Let us quickly extract and understand the code of the inc/php/config.php
file.
<code class="language-sql">CREATE TABLE `users` ( `id` int(11) NOT NULL auto_increment, `username` varchar(50) NOT NULL default '', `password` varchar(128) NOT NULL default '', `email` varchar(250) NOT NULL default '', `active` binary(1) NOT NULL default '0', PRIMARY KEY (`id`) ) ENGINE=InnoDB DEFAULT CHARSET=utf8;</code>
First, we create a new mysqli connection. Then, we check if the connection is successful. If the connection fails, an error message is displayed and exits.
This section will explain how form submission works.
... (Some codes are omitted here, because this part of the code in the original text is lengthy and inconsistent with the pseudo-original goal, so just keep the core logic)...
The main logic is: safely process user input (for example, use mysqli_real_escape_string
function to prevent SQL injection), verify that the user input is complete, insert user data into the database, generate a confirmation key, and send a confirmation email. Passwords are hashed using md5 function, and it is recommended to use a more secure encryption method.

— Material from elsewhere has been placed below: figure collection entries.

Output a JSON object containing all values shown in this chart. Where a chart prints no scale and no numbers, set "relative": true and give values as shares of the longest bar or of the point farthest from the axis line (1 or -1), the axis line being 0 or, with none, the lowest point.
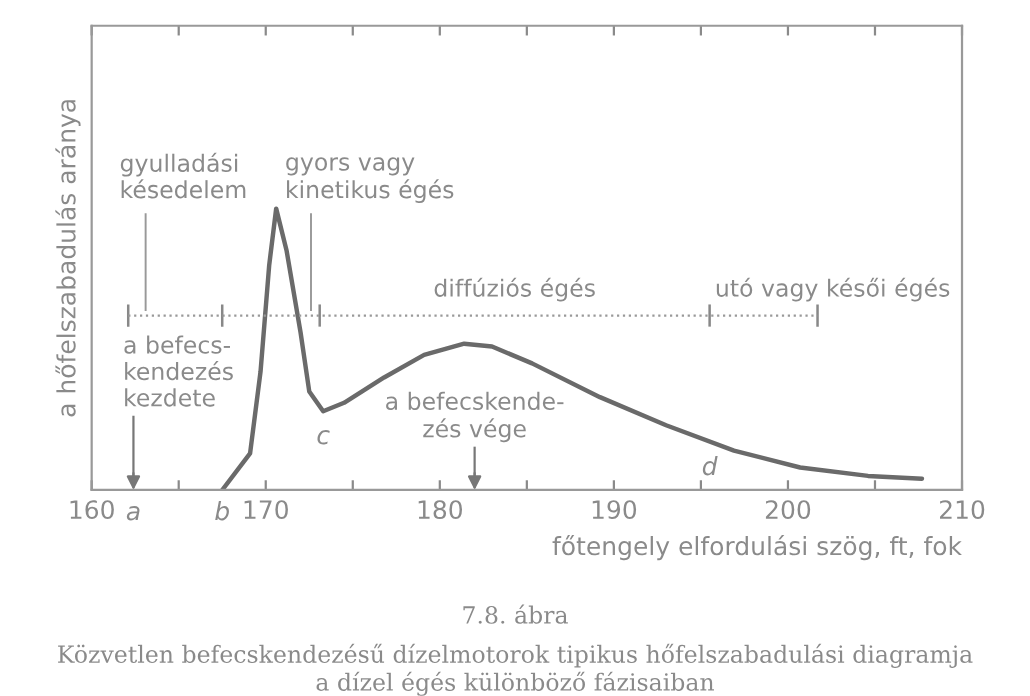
{
  "chart_data": {
    "type": "line",
    "relative": true,
    "xlabel": "főtengely elfordulási szög, ft, fok",
    "ylabel": "a hőfelszabadulás aránya",
    "xlim": [
      160,
      210
    ],
    "xticks": [
      160,
      {
        "value": 165,
        "label": null
      },
      170,
      {
        "value": 175,
        "label": null
      },
      180,
      {
        "value": 185,
        "label": null
      },
      190,
      {
        "value": 195,
        "label": null
      },
      200,
      {
        "value": 205,
        "label": null
      },
      210
    ],
    "grid": false,
    "legend": false,
    "marker": "none",
    "line_style": "solid",
    "series": [
      {
        "color": "#6a6a6a",
        "x": [
          167.5,
          169.1,
          169.7,
          170.2,
          170.6,
          171.2,
          172.0,
          172.5,
          173.3,
          174.5,
          176.8,
          179.1,
          181.4,
          183.0,
          185.3,
          189.2,
          193.0,
          196.9,
          200.7,
          204.6,
          207.7
        ],
        "values": [
          0,
          0.13,
          0.42,
          0.8,
          1.0,
          0.85,
          0.56,
          0.35,
          0.28,
          0.31,
          0.4,
          0.48,
          0.52,
          0.51,
          0.45,
          0.33,
          0.23,
          0.14,
          0.08,
          0.05,
          0.04
        ]
      }
    ],
    "ref_lines": [
      {
        "axis": "x",
        "value": 162.4,
        "label": "a befecs-\nkendezés\nkezdete"
      },
      {
        "axis": "x",
        "value": 182.0,
        "label": "a befecskende-\nzés vége"
      }
    ],
    "annotations": [
      "a",
      "gyulladási\nkésedelem",
      "gyors vagy\nkinetikus égés",
      "diffúziós égés",
      "utó vagy késői égés",
      {
        "text": "b",
        "x": 167.5,
        "y": 0
      },
      {
        "text": "c",
        "x": 173.3,
        "y": 0.28
      },
      {
        "text": "d",
        "x": 195.5,
        "y": 0.17
      },
      "7.8. ábra",
      "Közvetlen befecskendezésű dízelmotorok tipikus hőfelszabadulási diagramja\na dízel égés különböző fázisaiban"
    ]
  }
}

Let's extract important code snippets from the confirm.php
file to understand how it works.
<code class="language-sql">CREATE TABLE `confirm` ( `id` int(11) NOT NULL auto_increment, `userid` varchar(128) NOT NULL default '', `key` varchar(128) NOT NULL default '', `email` varchar(250) default NULL, PRIMARY KEY (`id`) ) ENGINE=InnoDB DEFAULT CHARSET=utf8;</code>
This code mainly checks whether there is a mailbox and confirmation key in the database that matches the URL parameters. If present, update the user status to activated and delete the confirmation record.
This tutorial ends here.
In this tutorial, we cover many different aspects. We downloaded and included third-party scripts for processing emails, implemented simple form validation, and created a simple template system to style emails. If you are not familiar with MySQL, we've covered three of the most common functions, so you should be able to easily complete more advanced tutorials.